Le sezioni locali, comunali e provinciali e i coordinamenti territoriali
possono non avere identità fiscale e si rapportano obbligatoriamente agli
organismi nazionali preposti che possono, su delega, conferire mandato
territoriale su singole questioni come per la gestione della rappresentanza
verso le istituzioni.
Il servizio amministrativo è decentrato, ogni soggetto fiscale eventualmente
costituito ha l'obbligo di consegnare alla tesoreria Nazionale il proprio
bilancio approvato entro il 30 aprile di ogni anno. Per le sezioni locali o i
loro coordinamenti che non sono costituiti in soggetto fiscale è fatto obbligo
di comunicare un rendiconto annuale delle spese e delle entrate entro il 30
aprile di ogni anno alla tesoreria Nazionale in modo che questa ne possa dare
conto all'Assemblea Ordinaria Annuale. Il bilancio del Foro Contadino, che
viene approvato dall'Assemblea dei soci, si compone annualmente del bilancio
dei diversi soggetti fiscali di cui è costituito e di quello nazionale.

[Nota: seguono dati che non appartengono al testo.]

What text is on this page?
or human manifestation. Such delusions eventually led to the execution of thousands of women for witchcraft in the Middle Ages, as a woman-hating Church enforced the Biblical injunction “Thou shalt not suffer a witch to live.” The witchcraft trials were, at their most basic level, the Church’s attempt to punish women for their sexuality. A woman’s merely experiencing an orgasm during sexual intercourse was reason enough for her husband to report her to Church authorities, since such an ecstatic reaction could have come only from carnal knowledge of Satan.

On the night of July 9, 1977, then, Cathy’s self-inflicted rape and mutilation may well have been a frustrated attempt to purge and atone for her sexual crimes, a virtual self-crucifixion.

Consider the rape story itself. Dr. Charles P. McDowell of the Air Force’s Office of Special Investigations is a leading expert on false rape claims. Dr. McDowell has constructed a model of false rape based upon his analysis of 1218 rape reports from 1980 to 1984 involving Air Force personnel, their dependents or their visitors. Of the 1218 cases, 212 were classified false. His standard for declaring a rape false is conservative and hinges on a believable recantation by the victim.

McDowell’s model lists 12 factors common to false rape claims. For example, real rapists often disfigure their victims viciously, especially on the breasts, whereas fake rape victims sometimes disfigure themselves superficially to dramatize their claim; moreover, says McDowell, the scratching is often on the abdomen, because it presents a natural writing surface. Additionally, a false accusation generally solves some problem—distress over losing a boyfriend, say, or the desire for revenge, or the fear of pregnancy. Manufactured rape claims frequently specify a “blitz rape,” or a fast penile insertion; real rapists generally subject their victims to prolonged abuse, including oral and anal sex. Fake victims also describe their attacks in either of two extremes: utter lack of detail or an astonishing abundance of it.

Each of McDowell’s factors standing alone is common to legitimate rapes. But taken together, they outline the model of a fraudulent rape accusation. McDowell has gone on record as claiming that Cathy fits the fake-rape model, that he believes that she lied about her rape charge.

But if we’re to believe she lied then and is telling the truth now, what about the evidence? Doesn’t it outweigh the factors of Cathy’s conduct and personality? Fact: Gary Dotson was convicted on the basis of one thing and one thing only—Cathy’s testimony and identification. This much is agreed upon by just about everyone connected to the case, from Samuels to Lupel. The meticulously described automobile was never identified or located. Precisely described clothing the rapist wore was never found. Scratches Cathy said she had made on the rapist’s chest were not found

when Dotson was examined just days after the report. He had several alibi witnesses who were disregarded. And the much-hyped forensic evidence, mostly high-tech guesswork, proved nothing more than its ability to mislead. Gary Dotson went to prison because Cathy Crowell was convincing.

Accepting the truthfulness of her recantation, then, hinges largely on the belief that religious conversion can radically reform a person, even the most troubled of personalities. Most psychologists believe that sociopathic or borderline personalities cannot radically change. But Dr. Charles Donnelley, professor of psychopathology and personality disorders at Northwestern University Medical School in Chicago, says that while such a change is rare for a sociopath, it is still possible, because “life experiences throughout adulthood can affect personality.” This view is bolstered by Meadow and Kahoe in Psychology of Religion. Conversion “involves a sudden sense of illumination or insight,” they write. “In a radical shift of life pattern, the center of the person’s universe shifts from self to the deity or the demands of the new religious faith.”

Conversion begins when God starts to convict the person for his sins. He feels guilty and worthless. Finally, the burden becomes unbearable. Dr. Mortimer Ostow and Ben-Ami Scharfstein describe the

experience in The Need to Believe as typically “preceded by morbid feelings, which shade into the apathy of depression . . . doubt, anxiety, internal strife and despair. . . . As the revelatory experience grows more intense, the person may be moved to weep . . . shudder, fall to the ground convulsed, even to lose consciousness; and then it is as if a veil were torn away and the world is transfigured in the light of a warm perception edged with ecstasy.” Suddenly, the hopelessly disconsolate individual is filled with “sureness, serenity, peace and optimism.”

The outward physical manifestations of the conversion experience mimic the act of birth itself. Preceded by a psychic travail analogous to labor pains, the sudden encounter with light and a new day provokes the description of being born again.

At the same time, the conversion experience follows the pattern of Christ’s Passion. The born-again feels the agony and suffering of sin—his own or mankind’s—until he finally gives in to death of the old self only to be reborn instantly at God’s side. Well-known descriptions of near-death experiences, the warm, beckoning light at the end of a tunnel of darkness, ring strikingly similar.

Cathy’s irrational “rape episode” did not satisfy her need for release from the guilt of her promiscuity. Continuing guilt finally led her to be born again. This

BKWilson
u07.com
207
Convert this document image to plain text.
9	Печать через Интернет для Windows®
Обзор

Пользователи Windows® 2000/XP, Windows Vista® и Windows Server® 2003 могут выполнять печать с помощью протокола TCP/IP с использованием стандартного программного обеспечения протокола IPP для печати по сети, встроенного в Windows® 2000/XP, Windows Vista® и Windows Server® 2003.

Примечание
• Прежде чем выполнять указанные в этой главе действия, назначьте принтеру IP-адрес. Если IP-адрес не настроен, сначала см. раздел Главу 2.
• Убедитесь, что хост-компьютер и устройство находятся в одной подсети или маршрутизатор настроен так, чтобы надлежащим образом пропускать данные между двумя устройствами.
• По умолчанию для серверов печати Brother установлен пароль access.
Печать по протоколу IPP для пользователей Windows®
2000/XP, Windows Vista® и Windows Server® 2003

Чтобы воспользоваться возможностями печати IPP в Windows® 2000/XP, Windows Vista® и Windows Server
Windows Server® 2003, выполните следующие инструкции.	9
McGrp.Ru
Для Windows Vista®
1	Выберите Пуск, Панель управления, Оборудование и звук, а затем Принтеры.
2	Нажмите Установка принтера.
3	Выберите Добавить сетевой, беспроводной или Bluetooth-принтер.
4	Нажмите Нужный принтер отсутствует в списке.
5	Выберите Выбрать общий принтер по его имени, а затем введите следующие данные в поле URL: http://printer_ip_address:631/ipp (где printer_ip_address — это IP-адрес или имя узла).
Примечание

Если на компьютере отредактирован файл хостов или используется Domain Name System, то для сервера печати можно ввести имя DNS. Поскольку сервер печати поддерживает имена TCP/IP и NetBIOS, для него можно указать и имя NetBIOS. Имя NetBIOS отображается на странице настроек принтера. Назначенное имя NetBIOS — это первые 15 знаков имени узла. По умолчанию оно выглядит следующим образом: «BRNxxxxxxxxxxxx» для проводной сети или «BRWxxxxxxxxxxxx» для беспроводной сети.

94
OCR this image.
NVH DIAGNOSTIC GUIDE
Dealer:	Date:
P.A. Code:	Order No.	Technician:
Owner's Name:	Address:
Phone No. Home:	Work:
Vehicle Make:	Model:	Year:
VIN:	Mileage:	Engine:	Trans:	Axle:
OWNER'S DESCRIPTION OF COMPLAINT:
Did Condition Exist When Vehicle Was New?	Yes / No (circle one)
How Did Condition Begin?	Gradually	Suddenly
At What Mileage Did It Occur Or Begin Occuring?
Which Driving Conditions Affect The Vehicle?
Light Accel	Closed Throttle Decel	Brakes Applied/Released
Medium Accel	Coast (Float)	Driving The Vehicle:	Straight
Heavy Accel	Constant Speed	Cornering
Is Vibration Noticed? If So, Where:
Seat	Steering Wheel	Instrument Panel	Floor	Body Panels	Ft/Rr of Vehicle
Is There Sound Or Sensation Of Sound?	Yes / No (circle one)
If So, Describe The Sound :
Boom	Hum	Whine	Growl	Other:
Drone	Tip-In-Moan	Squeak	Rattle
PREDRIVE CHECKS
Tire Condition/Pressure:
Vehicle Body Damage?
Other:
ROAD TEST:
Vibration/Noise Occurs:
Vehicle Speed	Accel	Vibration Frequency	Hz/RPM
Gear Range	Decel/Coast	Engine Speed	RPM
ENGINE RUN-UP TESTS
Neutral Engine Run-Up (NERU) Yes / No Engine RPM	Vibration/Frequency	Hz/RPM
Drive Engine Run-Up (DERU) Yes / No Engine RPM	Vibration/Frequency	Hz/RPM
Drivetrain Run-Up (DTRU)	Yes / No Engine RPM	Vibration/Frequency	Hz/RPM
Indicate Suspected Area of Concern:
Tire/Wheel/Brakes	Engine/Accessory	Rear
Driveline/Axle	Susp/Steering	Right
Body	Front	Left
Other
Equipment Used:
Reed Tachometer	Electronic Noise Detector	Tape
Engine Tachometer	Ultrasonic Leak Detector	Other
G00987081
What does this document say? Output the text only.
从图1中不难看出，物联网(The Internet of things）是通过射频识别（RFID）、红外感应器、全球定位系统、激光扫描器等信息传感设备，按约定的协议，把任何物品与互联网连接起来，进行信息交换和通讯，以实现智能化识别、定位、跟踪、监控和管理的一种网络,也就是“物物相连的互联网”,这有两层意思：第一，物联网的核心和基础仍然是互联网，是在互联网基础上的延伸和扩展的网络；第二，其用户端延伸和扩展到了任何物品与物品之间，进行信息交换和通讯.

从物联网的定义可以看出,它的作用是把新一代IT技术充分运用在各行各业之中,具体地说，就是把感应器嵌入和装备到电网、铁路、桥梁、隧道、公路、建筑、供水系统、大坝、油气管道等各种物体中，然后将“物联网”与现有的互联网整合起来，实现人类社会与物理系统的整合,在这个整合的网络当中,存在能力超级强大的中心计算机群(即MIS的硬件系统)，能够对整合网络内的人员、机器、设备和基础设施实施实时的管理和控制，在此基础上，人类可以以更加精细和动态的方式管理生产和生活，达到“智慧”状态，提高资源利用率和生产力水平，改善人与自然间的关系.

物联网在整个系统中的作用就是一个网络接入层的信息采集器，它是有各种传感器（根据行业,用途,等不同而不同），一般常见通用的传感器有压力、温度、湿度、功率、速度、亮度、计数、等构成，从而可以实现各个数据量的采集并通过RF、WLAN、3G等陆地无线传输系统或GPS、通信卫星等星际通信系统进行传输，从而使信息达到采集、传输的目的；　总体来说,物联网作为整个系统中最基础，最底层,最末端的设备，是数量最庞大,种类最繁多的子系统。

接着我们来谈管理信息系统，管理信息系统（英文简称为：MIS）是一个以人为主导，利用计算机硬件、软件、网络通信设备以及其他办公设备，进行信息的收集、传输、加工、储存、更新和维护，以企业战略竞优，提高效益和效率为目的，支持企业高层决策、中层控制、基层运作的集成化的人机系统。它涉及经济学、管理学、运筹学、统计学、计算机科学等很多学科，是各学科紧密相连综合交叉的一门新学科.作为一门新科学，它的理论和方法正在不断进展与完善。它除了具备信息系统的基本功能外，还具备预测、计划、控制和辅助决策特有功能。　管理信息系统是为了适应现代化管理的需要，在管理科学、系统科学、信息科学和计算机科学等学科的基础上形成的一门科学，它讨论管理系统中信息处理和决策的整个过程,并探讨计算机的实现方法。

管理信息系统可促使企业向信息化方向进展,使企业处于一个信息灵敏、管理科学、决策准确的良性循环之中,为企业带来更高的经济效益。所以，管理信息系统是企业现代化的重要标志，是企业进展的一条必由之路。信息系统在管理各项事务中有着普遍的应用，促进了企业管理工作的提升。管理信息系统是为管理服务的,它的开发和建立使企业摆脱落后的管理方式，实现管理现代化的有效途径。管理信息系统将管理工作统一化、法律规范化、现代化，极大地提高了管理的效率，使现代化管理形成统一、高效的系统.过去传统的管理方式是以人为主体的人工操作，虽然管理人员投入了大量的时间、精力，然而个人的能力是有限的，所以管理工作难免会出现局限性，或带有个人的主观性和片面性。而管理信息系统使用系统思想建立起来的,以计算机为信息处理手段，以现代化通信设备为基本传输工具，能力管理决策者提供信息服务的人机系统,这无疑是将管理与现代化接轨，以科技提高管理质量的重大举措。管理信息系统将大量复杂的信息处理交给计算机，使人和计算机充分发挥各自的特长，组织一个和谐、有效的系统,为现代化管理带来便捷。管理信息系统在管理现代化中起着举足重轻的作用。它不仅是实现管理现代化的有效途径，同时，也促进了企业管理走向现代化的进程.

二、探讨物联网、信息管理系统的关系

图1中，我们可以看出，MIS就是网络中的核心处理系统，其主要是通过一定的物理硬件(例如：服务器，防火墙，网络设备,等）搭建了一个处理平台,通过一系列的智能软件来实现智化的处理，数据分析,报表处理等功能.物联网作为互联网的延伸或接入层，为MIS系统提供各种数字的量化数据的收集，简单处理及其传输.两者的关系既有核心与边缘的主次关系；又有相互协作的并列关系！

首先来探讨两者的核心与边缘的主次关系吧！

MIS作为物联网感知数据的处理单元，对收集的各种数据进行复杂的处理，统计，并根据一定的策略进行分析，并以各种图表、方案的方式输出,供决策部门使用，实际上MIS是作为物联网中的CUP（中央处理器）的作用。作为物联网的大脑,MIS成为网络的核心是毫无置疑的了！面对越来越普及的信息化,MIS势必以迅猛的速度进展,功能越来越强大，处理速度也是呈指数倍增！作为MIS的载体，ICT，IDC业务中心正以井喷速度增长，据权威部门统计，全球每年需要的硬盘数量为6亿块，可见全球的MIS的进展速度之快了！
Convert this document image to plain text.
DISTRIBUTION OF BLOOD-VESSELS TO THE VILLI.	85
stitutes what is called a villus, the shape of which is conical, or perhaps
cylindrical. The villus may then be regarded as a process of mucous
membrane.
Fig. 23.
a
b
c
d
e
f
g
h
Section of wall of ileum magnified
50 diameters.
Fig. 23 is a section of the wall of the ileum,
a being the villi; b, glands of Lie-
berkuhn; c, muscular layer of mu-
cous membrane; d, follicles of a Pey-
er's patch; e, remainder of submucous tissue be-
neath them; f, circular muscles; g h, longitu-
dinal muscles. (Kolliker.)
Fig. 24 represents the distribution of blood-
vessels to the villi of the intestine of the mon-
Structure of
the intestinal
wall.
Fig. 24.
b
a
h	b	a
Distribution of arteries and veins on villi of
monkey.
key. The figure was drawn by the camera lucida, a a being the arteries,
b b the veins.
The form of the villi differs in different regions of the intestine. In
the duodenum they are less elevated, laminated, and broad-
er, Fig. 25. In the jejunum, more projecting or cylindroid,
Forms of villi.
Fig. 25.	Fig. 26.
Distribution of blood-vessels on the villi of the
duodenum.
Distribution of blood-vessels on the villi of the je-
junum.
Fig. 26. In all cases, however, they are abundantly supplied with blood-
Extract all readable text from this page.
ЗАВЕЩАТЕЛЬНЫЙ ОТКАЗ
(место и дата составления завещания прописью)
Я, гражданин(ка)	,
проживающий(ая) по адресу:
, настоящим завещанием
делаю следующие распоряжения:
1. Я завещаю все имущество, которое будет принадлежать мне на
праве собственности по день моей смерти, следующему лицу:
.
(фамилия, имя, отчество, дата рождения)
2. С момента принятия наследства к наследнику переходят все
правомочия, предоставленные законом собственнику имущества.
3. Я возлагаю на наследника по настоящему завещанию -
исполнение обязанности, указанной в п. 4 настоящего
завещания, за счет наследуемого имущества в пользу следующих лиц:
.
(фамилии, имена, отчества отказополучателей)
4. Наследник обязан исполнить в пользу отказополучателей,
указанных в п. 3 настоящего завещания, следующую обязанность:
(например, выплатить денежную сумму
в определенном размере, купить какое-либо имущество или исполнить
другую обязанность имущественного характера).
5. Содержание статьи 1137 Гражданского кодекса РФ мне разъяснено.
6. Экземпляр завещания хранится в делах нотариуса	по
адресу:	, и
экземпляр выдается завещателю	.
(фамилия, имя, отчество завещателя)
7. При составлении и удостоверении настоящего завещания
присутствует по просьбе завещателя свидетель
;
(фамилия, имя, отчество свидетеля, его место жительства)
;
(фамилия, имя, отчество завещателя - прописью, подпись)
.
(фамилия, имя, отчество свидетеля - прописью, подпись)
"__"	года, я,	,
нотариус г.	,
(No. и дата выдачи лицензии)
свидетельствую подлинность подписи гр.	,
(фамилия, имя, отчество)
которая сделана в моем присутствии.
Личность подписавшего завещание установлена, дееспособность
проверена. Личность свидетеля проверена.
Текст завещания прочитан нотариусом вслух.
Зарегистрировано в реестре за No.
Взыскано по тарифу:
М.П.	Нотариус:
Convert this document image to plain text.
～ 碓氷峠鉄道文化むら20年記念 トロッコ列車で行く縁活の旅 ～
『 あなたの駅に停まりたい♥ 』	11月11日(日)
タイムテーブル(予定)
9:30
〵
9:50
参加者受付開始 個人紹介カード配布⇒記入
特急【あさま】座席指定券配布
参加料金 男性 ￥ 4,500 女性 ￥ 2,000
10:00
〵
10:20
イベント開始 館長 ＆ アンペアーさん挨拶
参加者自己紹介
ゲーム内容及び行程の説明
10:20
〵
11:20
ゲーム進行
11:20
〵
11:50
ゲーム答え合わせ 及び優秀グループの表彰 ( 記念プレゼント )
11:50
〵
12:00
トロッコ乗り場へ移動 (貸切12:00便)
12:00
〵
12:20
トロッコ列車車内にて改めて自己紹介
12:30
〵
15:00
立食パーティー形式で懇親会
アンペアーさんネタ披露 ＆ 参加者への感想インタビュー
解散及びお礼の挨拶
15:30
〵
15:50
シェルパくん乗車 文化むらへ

Art. 3 - Scopi e finalità:
- Promuovere la conversione dal metodo di produzione industriale (con impiego
di prodotti chimici, ogm, ecc.).
- Autonomia di elaborazione e gestione per incidere sulle politiche agrarie
- Ricostruzione del tessuto sociale e produttivo del mondo rurale con
riconoscimento della "utilità sociale degli insediamenti rurali"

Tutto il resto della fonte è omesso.